The pound fell lower on Friday after Theresa May’s trip to Brussels to discuss the backstop issue with EU leaders.

This morning, the pound was half a percent down against the dollar and 0.3% against the euro. The pound fell to $1.2616 and €1.1114 respectively.

Ian Strafford-Taylor, the chief executive of currency traders FairFx, said: “Over the last couple of months… we’ve seen several developments in Brexit negotiations, MP resignations and more recently a leadership challenge which have all sparked significant turbulence for the pound.”

The fall in the sterling has seen passengers at Heathrow being offered one US dollar for each pound.
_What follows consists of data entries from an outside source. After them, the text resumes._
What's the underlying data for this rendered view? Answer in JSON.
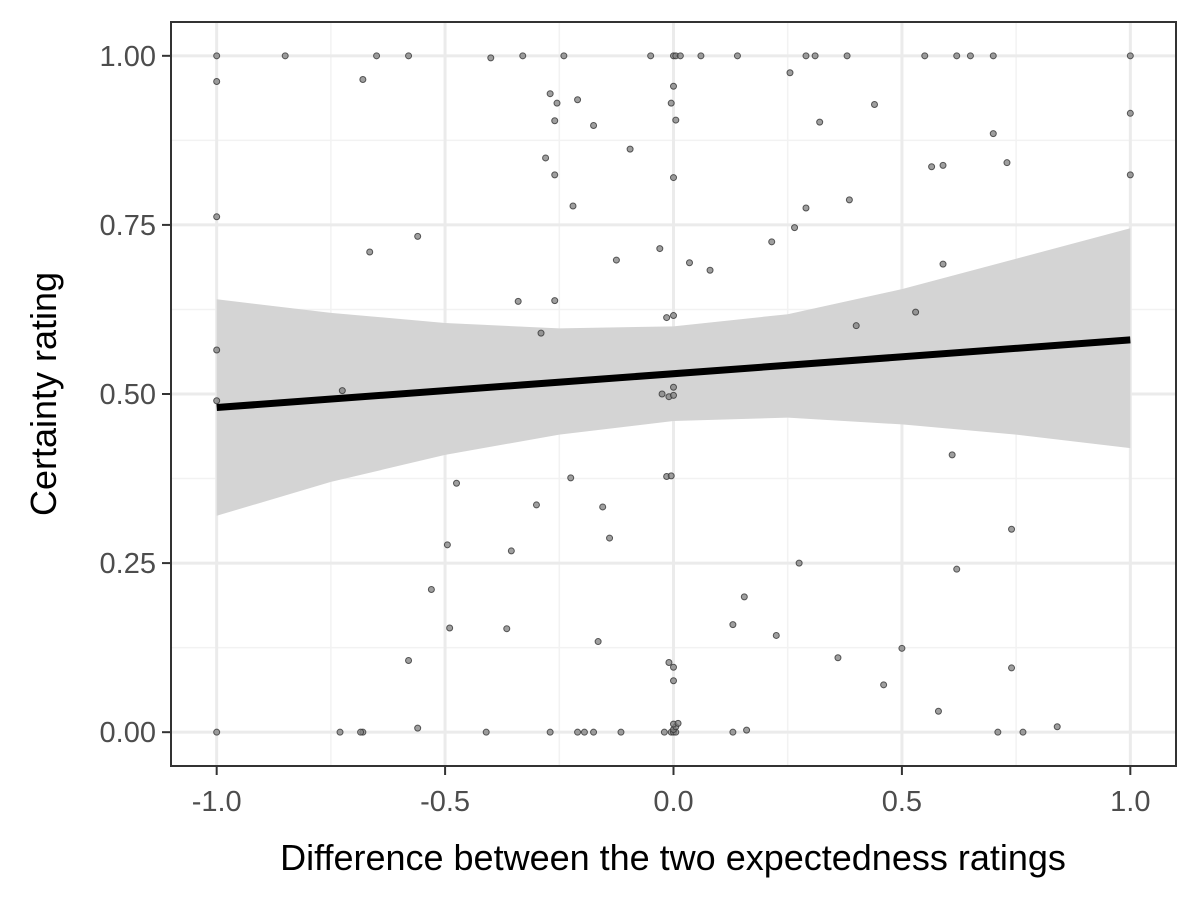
{
  "chart_data": {
    "type": "scatter",
    "title": "",
    "xlabel": "Difference between the two expectedness ratings",
    "ylabel": "Certainty rating",
    "xlim": [
      -1.1,
      1.1
    ],
    "ylim": [
      -0.05,
      1.05
    ],
    "x_ticks": [
      -1.0,
      -0.5,
      0.0,
      0.5,
      1.0
    ],
    "x_tick_labels": [
      "-1.0",
      "-0.5",
      "0.0",
      "0.5",
      "1.0"
    ],
    "y_ticks": [
      0.0,
      0.25,
      0.5,
      0.75,
      1.0
    ],
    "y_tick_labels": [
      "0.00",
      "0.25",
      "0.50",
      "0.75",
      "1.00"
    ],
    "grid": true,
    "legend": "none",
    "colors": {
      "point_fill": "#7f7f7f",
      "point_stroke": "#333333",
      "fit_line": "#000000",
      "confidence_band": "#d4d4d4",
      "grid_major": "#ebebeb",
      "grid_minor": "#f2f2f2",
      "panel_border": "#333333"
    },
    "points": [
      {
        "x": -1.0,
        "y": 1.0
      },
      {
        "x": -1.0,
        "y": 0.962
      },
      {
        "x": -1.0,
        "y": 0.762
      },
      {
        "x": -1.0,
        "y": 0.565
      },
      {
        "x": -1.0,
        "y": 0.49
      },
      {
        "x": -1.0,
        "y": 0.0
      },
      {
        "x": -0.85,
        "y": 1.0
      },
      {
        "x": -0.68,
        "y": 0.965
      },
      {
        "x": -0.65,
        "y": 1.0
      },
      {
        "x": -0.58,
        "y": 1.0
      },
      {
        "x": -0.665,
        "y": 0.71
      },
      {
        "x": -0.56,
        "y": 0.733
      },
      {
        "x": -0.725,
        "y": 0.505
      },
      {
        "x": -0.4,
        "y": 0.997
      },
      {
        "x": -0.33,
        "y": 1.0
      },
      {
        "x": -0.24,
        "y": 1.0
      },
      {
        "x": -0.27,
        "y": 0.944
      },
      {
        "x": -0.255,
        "y": 0.93
      },
      {
        "x": -0.21,
        "y": 0.935
      },
      {
        "x": -0.26,
        "y": 0.904
      },
      {
        "x": -0.175,
        "y": 0.897
      },
      {
        "x": -0.28,
        "y": 0.849
      },
      {
        "x": -0.26,
        "y": 0.824
      },
      {
        "x": -0.095,
        "y": 0.862
      },
      {
        "x": -0.22,
        "y": 0.778
      },
      {
        "x": -0.125,
        "y": 0.698
      },
      {
        "x": -0.34,
        "y": 0.637
      },
      {
        "x": -0.26,
        "y": 0.638
      },
      {
        "x": -0.29,
        "y": 0.59
      },
      {
        "x": -0.03,
        "y": 0.715
      },
      {
        "x": -0.05,
        "y": 1.0
      },
      {
        "x": 0.0,
        "y": 1.0
      },
      {
        "x": 0.005,
        "y": 1.0
      },
      {
        "x": 0.015,
        "y": 1.0
      },
      {
        "x": 0.06,
        "y": 1.0
      },
      {
        "x": 0.14,
        "y": 1.0
      },
      {
        "x": 0.0,
        "y": 0.955
      },
      {
        "x": -0.005,
        "y": 0.93
      },
      {
        "x": 0.005,
        "y": 0.905
      },
      {
        "x": 0.0,
        "y": 0.82
      },
      {
        "x": 0.035,
        "y": 0.694
      },
      {
        "x": 0.08,
        "y": 0.683
      },
      {
        "x": -0.015,
        "y": 0.613
      },
      {
        "x": 0.0,
        "y": 0.616
      },
      {
        "x": 0.0,
        "y": 0.51
      },
      {
        "x": -0.025,
        "y": 0.5
      },
      {
        "x": -0.01,
        "y": 0.496
      },
      {
        "x": 0.0,
        "y": 0.498
      },
      {
        "x": -0.015,
        "y": 0.378
      },
      {
        "x": -0.005,
        "y": 0.379
      },
      {
        "x": 0.29,
        "y": 1.0
      },
      {
        "x": 0.31,
        "y": 1.0
      },
      {
        "x": 0.38,
        "y": 1.0
      },
      {
        "x": 0.55,
        "y": 1.0
      },
      {
        "x": 0.62,
        "y": 1.0
      },
      {
        "x": 0.65,
        "y": 1.0
      },
      {
        "x": 0.7,
        "y": 1.0
      },
      {
        "x": 1.0,
        "y": 1.0
      },
      {
        "x": 0.255,
        "y": 0.975
      },
      {
        "x": 0.44,
        "y": 0.928
      },
      {
        "x": 0.32,
        "y": 0.902
      },
      {
        "x": 1.0,
        "y": 0.915
      },
      {
        "x": 0.7,
        "y": 0.885
      },
      {
        "x": 0.73,
        "y": 0.842
      },
      {
        "x": 0.565,
        "y": 0.836
      },
      {
        "x": 0.59,
        "y": 0.838
      },
      {
        "x": 1.0,
        "y": 0.824
      },
      {
        "x": 0.385,
        "y": 0.787
      },
      {
        "x": 0.29,
        "y": 0.775
      },
      {
        "x": 0.265,
        "y": 0.746
      },
      {
        "x": 0.215,
        "y": 0.725
      },
      {
        "x": 0.59,
        "y": 0.692
      },
      {
        "x": 0.53,
        "y": 0.621
      },
      {
        "x": 0.4,
        "y": 0.601
      },
      {
        "x": -0.475,
        "y": 0.368
      },
      {
        "x": -0.225,
        "y": 0.376
      },
      {
        "x": -0.3,
        "y": 0.336
      },
      {
        "x": -0.155,
        "y": 0.333
      },
      {
        "x": -0.495,
        "y": 0.277
      },
      {
        "x": -0.355,
        "y": 0.268
      },
      {
        "x": -0.14,
        "y": 0.287
      },
      {
        "x": -0.53,
        "y": 0.211
      },
      {
        "x": -0.49,
        "y": 0.154
      },
      {
        "x": -0.365,
        "y": 0.153
      },
      {
        "x": -0.165,
        "y": 0.134
      },
      {
        "x": -0.58,
        "y": 0.106
      },
      {
        "x": 0.61,
        "y": 0.41
      },
      {
        "x": 0.74,
        "y": 0.3
      },
      {
        "x": 0.62,
        "y": 0.241
      },
      {
        "x": 0.275,
        "y": 0.25
      },
      {
        "x": 0.155,
        "y": 0.2
      },
      {
        "x": 0.13,
        "y": 0.159
      },
      {
        "x": 0.225,
        "y": 0.143
      },
      {
        "x": 0.5,
        "y": 0.124
      },
      {
        "x": 0.36,
        "y": 0.11
      },
      {
        "x": 0.74,
        "y": 0.095
      },
      {
        "x": 0.46,
        "y": 0.07
      },
      {
        "x": 0.58,
        "y": 0.031
      },
      {
        "x": -0.01,
        "y": 0.103
      },
      {
        "x": 0.0,
        "y": 0.096
      },
      {
        "x": 0.0,
        "y": 0.076
      },
      {
        "x": -0.68,
        "y": 0.0
      },
      {
        "x": -0.685,
        "y": 0.0
      },
      {
        "x": -0.73,
        "y": 0.0
      },
      {
        "x": -0.56,
        "y": 0.006
      },
      {
        "x": -0.41,
        "y": 0.0
      },
      {
        "x": -0.27,
        "y": 0.0
      },
      {
        "x": -0.21,
        "y": 0.0
      },
      {
        "x": -0.195,
        "y": 0.0
      },
      {
        "x": -0.175,
        "y": 0.0
      },
      {
        "x": -0.115,
        "y": 0.0
      },
      {
        "x": -0.02,
        "y": 0.0
      },
      {
        "x": -0.005,
        "y": 0.0
      },
      {
        "x": 0.0,
        "y": 0.0
      },
      {
        "x": 0.005,
        "y": 0.0
      },
      {
        "x": 0.0,
        "y": 0.004
      },
      {
        "x": 0.005,
        "y": 0.008
      },
      {
        "x": 0.0,
        "y": 0.012
      },
      {
        "x": 0.01,
        "y": 0.013
      },
      {
        "x": 0.13,
        "y": 0.0
      },
      {
        "x": 0.16,
        "y": 0.003
      },
      {
        "x": 0.71,
        "y": 0.0
      },
      {
        "x": 0.765,
        "y": 0.0
      },
      {
        "x": 0.84,
        "y": 0.008
      }
    ],
    "fit": {
      "method": "linear",
      "x": [
        -1.0,
        1.0
      ],
      "y": [
        0.48,
        0.58
      ]
    },
    "confidence_band": {
      "x": [
        -1.0,
        -0.75,
        -0.5,
        -0.25,
        0.0,
        0.25,
        0.5,
        0.75,
        1.0
      ],
      "upper": [
        0.64,
        0.62,
        0.605,
        0.597,
        0.6,
        0.618,
        0.655,
        0.7,
        0.745
      ],
      "lower": [
        0.32,
        0.37,
        0.41,
        0.44,
        0.46,
        0.465,
        0.455,
        0.44,
        0.42
      ]
    }
  }
}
“Now that Theresa May has vanquished a vote of no confidence the currency can get back to focusing on the depressing state of her attempts at Brexit. Falling half a percent against the dollar – cable ducked back under $1.26 in the process – and 0.3% against the euro, sterling slumped in the face of the latest round of rejections from the EU, May’s desperate attempts to save her deal so far proving pretty useless,” said Connor Campbell from Spreadex.
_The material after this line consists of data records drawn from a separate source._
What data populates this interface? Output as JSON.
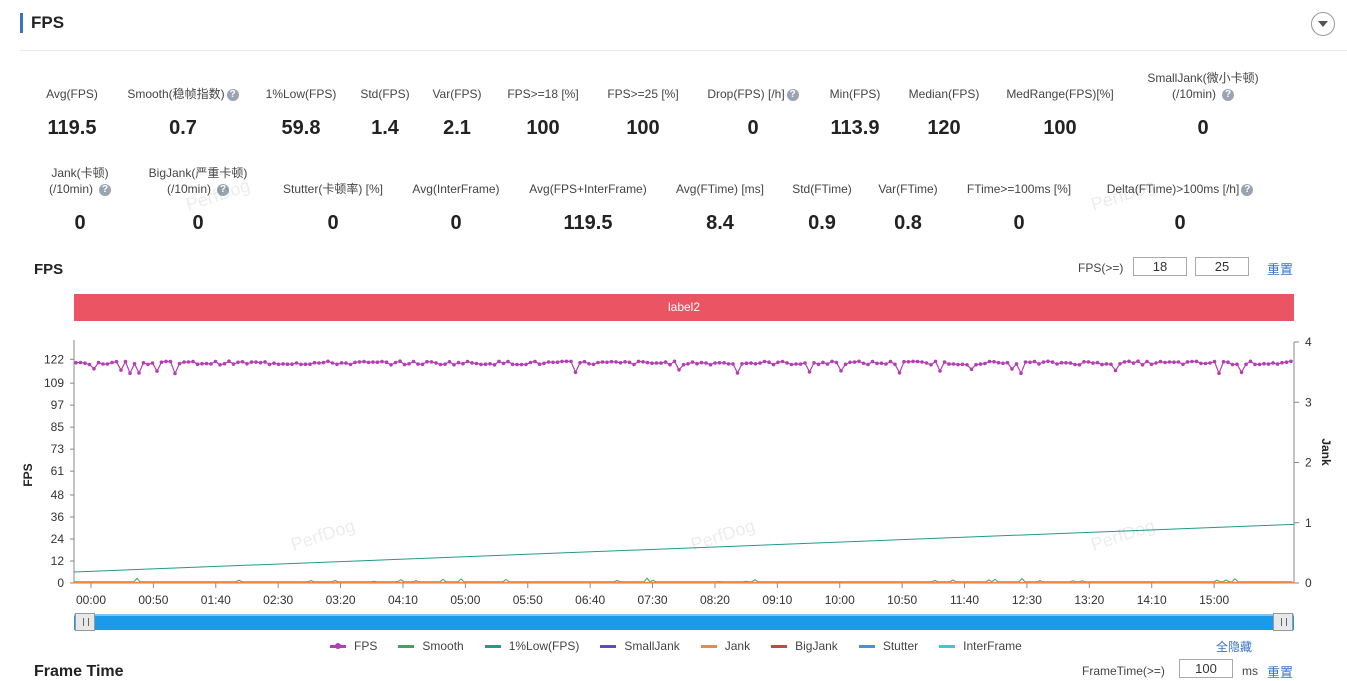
{
  "header": {
    "title": "FPS"
  },
  "metrics_row1": [
    {
      "label": "Avg(FPS)",
      "value": "119.5",
      "help": false
    },
    {
      "label": "Smooth(稳帧指数)",
      "value": "0.7",
      "help": true
    },
    {
      "label": "1%Low(FPS)",
      "value": "59.8",
      "help": false
    },
    {
      "label": "Std(FPS)",
      "value": "1.4",
      "help": false
    },
    {
      "label": "Var(FPS)",
      "value": "2.1",
      "help": false
    },
    {
      "label": "FPS>=18 [%]",
      "value": "100",
      "help": false
    },
    {
      "label": "FPS>=25 [%]",
      "value": "100",
      "help": false
    },
    {
      "label": "Drop(FPS) [/h]",
      "value": "0",
      "help": true
    },
    {
      "label": "Min(FPS)",
      "value": "113.9",
      "help": false
    },
    {
      "label": "Median(FPS)",
      "value": "120",
      "help": false
    },
    {
      "label": "MedRange(FPS)[%]",
      "value": "100",
      "help": false
    },
    {
      "label": "SmallJank(微小卡顿)",
      "label2": "(/10min)",
      "value": "0",
      "help": true
    }
  ],
  "metrics_row2": [
    {
      "label": "Jank(卡顿)",
      "label2": "(/10min)",
      "value": "0",
      "help": true
    },
    {
      "label": "BigJank(严重卡顿)",
      "label2": "(/10min)",
      "value": "0",
      "help": true
    },
    {
      "label": "Stutter(卡顿率) [%]",
      "value": "0",
      "help": false
    },
    {
      "label": "Avg(InterFrame)",
      "value": "0",
      "help": false
    },
    {
      "label": "Avg(FPS+InterFrame)",
      "value": "119.5",
      "help": false
    },
    {
      "label": "Avg(FTime) [ms]",
      "value": "8.4",
      "help": false
    },
    {
      "label": "Std(FTime)",
      "value": "0.9",
      "help": false
    },
    {
      "label": "Var(FTime)",
      "value": "0.8",
      "help": false
    },
    {
      "label": "FTime>=100ms [%]",
      "value": "0",
      "help": false
    },
    {
      "label": "Delta(FTime)>100ms [/h]",
      "value": "0",
      "help": true
    }
  ],
  "fps_section": {
    "title": "FPS",
    "threshold_label": "FPS(>=)",
    "threshold1": "18",
    "threshold2": "25",
    "reset_label": "重置",
    "band_label": "label2",
    "hide_all_label": "全隐藏"
  },
  "frame_time_section": {
    "title": "Frame Time",
    "threshold_label": "FrameTime(>=)",
    "threshold": "100",
    "unit": "ms",
    "reset_label": "重置"
  },
  "watermark": "PerfDog",
  "chart_data": {
    "type": "line",
    "ylabel": "FPS",
    "y2label": "Jank",
    "y_ticks": [
      0,
      12,
      24,
      36,
      48,
      61,
      73,
      85,
      97,
      109,
      122
    ],
    "ylim": [
      0,
      126
    ],
    "y2_ticks": [
      0,
      1,
      2,
      3,
      4
    ],
    "y2lim": [
      0,
      4
    ],
    "x_ticks": [
      "00:00",
      "00:50",
      "01:40",
      "02:30",
      "03:20",
      "04:10",
      "05:00",
      "05:50",
      "06:40",
      "07:30",
      "08:20",
      "09:10",
      "10:00",
      "10:50",
      "11:40",
      "12:30",
      "13:20",
      "14:10",
      "15:00"
    ],
    "x_range_seconds": [
      0,
      960
    ],
    "grid": false,
    "legend_position": "bottom",
    "series": [
      {
        "name": "FPS",
        "color": "#b43fb4",
        "marker": "dot",
        "approx_value": 120,
        "range": [
          113.9,
          122
        ]
      },
      {
        "name": "Smooth",
        "color": "#3ea75f",
        "approx_value": 0.7
      },
      {
        "name": "1%Low(FPS)",
        "color": "#1f9a8e",
        "start": 6,
        "end": 32
      },
      {
        "name": "SmallJank",
        "color": "#5a4fb5",
        "value": 0
      },
      {
        "name": "Jank",
        "color": "#ef8a3a",
        "value": 0
      },
      {
        "name": "BigJank",
        "color": "#c9463d",
        "value": 0
      },
      {
        "name": "Stutter",
        "color": "#4a90d9",
        "value": 0
      },
      {
        "name": "InterFrame",
        "color": "#3cc8d0",
        "value": 0
      }
    ]
  }
}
The Euro has also fallen on Friday amid Brexit uncertainty and protests taking place in France.

Chris Williamson, who is the chief business economist at IHS Markit, said: “The eurozone economy saw a disappointing end to 2018, with growth slowing to the weakest for four years.”
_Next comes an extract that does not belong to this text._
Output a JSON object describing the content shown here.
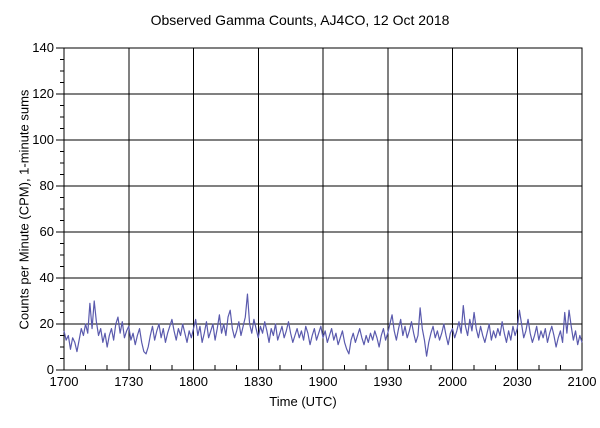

“While some of the slowdown reflected disruptions to business and travel arising from the ‘yellow vest’ protests in France, the weaker picture also reflects growing evidence that the underlying rate of economic growth has slowed across the euro area as a whole.”

“Companies are worried about the global economic and political climate, with trade wars and Brexit adding to increased political tensions within the euro area. The surveys also point to further signs that the struggling autos sector continued to act as a drag on the region’s economy.”

“Forward-looking indicators such as new orders and future expectations remaining subdued suggest that demand growth is stalling, adding to downside risks to the immediate outlook.”